At the start of Melody's UN Volunteer assignment in Namwala District in Southern regions of Zambia, she supported the programme's implementation in the remote District along with a senior agriculture government official. As part of her assignment, she conducted research on different well-being indicators and prepared various project documents, including concept notes, advisories, budgets, work plans and reports.
Now, as a Research Assistant for the SCALA programme, Melody works closely with camp extension officers in 15 camps in the District, building the capacity of farmers on various technologies and data management. Their goal is to increase the resilience of smallholder farmers in view of the impacts of climate change and variability. "We are now targeting 13,000 women, men, youth and local leaders to ensure no one is left behind in the developmental agenda of sustainable growth through a value chain approach in agriculture," explains Melody.
To help tackle the devastating impact of climate change in the country, Melody spends most of her time in the farm fields across the District, training farmers on conservation farming, crop diversification, environmental awareness and alternative livelihoods to help build more resilient communities.
"As a female volunteer, it is always challenging to convince farmers to move away from their old traditional farming methods and adapt new environmentally friendly technologies," says Melody. Fortunately, the journey has yielded fruitful and promising results - some farmers are now inter-cropping to reduce soil erosion and diversifying crop production to reduce food shortages.

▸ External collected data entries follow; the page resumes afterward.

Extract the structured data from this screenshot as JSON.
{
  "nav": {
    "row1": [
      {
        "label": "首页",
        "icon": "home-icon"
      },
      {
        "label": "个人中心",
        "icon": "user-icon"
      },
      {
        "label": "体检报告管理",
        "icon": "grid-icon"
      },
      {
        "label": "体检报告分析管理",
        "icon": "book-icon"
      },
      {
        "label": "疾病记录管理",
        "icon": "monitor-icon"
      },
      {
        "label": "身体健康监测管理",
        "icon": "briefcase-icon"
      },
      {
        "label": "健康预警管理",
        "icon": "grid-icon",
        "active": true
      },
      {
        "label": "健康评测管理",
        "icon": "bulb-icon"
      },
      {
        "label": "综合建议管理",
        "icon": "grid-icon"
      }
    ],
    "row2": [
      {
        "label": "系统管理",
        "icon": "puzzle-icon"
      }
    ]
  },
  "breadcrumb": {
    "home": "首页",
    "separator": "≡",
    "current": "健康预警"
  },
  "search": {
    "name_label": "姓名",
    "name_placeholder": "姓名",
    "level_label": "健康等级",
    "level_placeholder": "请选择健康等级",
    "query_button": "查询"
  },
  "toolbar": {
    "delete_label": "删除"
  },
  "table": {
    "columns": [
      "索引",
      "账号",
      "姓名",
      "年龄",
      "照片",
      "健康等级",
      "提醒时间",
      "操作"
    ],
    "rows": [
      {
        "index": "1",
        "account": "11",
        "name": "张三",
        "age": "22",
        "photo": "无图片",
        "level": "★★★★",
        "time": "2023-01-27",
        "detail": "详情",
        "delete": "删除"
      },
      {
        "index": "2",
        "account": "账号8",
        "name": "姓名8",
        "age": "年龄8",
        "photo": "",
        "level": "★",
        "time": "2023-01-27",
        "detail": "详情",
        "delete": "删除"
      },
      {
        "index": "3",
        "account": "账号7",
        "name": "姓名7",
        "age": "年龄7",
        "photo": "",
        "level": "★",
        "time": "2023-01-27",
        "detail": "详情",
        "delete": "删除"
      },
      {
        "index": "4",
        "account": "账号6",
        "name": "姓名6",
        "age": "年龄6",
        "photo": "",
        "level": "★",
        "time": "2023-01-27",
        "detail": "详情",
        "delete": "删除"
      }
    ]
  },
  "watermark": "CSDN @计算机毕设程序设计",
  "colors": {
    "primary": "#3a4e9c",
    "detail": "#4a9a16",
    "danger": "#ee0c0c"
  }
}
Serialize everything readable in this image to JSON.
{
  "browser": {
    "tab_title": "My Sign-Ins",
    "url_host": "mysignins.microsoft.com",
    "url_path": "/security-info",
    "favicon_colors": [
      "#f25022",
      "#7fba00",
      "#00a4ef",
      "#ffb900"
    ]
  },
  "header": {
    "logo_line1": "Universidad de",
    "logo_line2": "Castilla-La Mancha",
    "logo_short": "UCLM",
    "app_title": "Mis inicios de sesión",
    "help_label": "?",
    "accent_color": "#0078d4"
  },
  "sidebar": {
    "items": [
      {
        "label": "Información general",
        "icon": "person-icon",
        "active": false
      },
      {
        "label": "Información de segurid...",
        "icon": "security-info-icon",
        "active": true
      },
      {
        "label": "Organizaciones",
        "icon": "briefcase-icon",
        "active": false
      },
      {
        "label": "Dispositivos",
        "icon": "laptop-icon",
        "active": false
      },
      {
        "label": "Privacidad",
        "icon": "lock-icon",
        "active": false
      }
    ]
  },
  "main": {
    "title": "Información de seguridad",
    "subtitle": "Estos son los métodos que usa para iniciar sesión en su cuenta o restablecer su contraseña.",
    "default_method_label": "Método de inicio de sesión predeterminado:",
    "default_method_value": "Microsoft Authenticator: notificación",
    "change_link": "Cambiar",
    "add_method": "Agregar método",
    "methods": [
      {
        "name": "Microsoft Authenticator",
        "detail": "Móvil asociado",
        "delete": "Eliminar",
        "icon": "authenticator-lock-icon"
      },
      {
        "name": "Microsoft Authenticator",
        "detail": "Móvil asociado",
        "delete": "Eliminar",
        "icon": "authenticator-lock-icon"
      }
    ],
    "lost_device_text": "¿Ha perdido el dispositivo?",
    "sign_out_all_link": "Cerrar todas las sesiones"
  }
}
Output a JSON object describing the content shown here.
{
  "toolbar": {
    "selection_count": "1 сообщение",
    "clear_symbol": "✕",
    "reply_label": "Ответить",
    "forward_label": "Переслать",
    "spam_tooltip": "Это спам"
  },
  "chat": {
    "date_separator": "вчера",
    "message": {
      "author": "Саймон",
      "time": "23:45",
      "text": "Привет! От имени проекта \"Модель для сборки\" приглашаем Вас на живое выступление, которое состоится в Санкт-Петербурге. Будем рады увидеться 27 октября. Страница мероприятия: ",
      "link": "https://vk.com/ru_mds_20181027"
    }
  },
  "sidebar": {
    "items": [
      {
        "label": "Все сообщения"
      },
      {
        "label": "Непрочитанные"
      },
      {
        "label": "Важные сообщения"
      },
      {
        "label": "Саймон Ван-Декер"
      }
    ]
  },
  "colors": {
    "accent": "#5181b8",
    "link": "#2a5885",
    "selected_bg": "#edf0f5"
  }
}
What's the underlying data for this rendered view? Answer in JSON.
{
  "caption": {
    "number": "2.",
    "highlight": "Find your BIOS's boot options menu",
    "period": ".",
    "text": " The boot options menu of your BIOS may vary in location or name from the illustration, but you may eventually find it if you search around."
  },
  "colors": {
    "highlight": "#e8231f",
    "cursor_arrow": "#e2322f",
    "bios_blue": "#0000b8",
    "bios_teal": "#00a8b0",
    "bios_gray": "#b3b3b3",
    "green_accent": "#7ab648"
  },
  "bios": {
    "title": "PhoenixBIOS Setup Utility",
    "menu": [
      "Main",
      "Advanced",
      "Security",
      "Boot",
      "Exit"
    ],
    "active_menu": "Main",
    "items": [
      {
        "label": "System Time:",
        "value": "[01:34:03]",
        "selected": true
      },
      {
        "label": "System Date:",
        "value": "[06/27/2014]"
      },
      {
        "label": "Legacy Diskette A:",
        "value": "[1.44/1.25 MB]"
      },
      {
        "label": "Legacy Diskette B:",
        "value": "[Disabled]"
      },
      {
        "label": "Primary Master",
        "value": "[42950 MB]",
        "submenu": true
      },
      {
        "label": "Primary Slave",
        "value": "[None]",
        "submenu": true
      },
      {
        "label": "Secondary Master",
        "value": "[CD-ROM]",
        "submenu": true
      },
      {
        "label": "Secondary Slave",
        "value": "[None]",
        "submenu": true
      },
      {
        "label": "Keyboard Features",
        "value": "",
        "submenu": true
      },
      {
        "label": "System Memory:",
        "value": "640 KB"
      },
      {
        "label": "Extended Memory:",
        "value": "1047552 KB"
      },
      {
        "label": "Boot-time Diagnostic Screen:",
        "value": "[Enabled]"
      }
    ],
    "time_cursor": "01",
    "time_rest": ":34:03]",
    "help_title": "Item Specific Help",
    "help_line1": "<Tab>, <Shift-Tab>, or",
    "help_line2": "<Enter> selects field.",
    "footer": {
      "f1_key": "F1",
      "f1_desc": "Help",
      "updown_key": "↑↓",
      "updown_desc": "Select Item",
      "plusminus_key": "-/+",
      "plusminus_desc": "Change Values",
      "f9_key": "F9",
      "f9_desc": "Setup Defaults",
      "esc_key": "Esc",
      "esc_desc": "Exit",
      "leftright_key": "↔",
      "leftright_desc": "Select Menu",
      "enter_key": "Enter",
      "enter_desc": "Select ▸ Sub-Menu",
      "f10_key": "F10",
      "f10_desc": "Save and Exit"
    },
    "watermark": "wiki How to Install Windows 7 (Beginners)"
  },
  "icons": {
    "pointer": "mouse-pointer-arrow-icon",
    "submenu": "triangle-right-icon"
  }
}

Fourteen years of serving in different remote locations in four provinces have taught me to be resilient and achieve the change I want to see in rural communities. To me, that is volunteerism." -- Melody Chali, Research Assistant, UNDP Zambia
One of her most significant achievements in the project is the engagement of more women in Namwala in activities that they thought only men could do. For instance, most women in the 15 camps in the District can now make farm drip lines through the technical knowledge acquired through the programme, an activity initially mainly done by men. Additionally, more women are learning to increase their incomes through building better farm business value chains.
However, the problem of inequality remains in local leadership, property and land ownership - the culture remains largely patrilineal, and women often wait for their husbands to make critical decisions. This affects not only the development of the communities but also the self-esteem of the women.
One solution that Melody proposed is ensuring at least 60 per cent representation of women in all project activities. "One of the programme interventions I have been supporting - the Saving for Change (Village Banking) project that encourages women to tackle climate change issues independently, has been a success story in promoting women empowerment. Through the project intervention, there are currently 75 village banking groups in Namwala District with a total of 1500 beneficiaries – among them, 1215 are women, and 285 are men," explains Melody.
The future is bright for women if only they are motivated to do what they like. Indeed, equality can be attained through volunteering, knowledge and skills," -- Melody Chali
Melody believes that anyone can play their part in transforming the lives of rural farmers, most of whom are women. "Through capacity building, technology, education and awareness-raising campaigns on the gender gap between male and female farmers, we can build a sustainable future for all," adds Melody.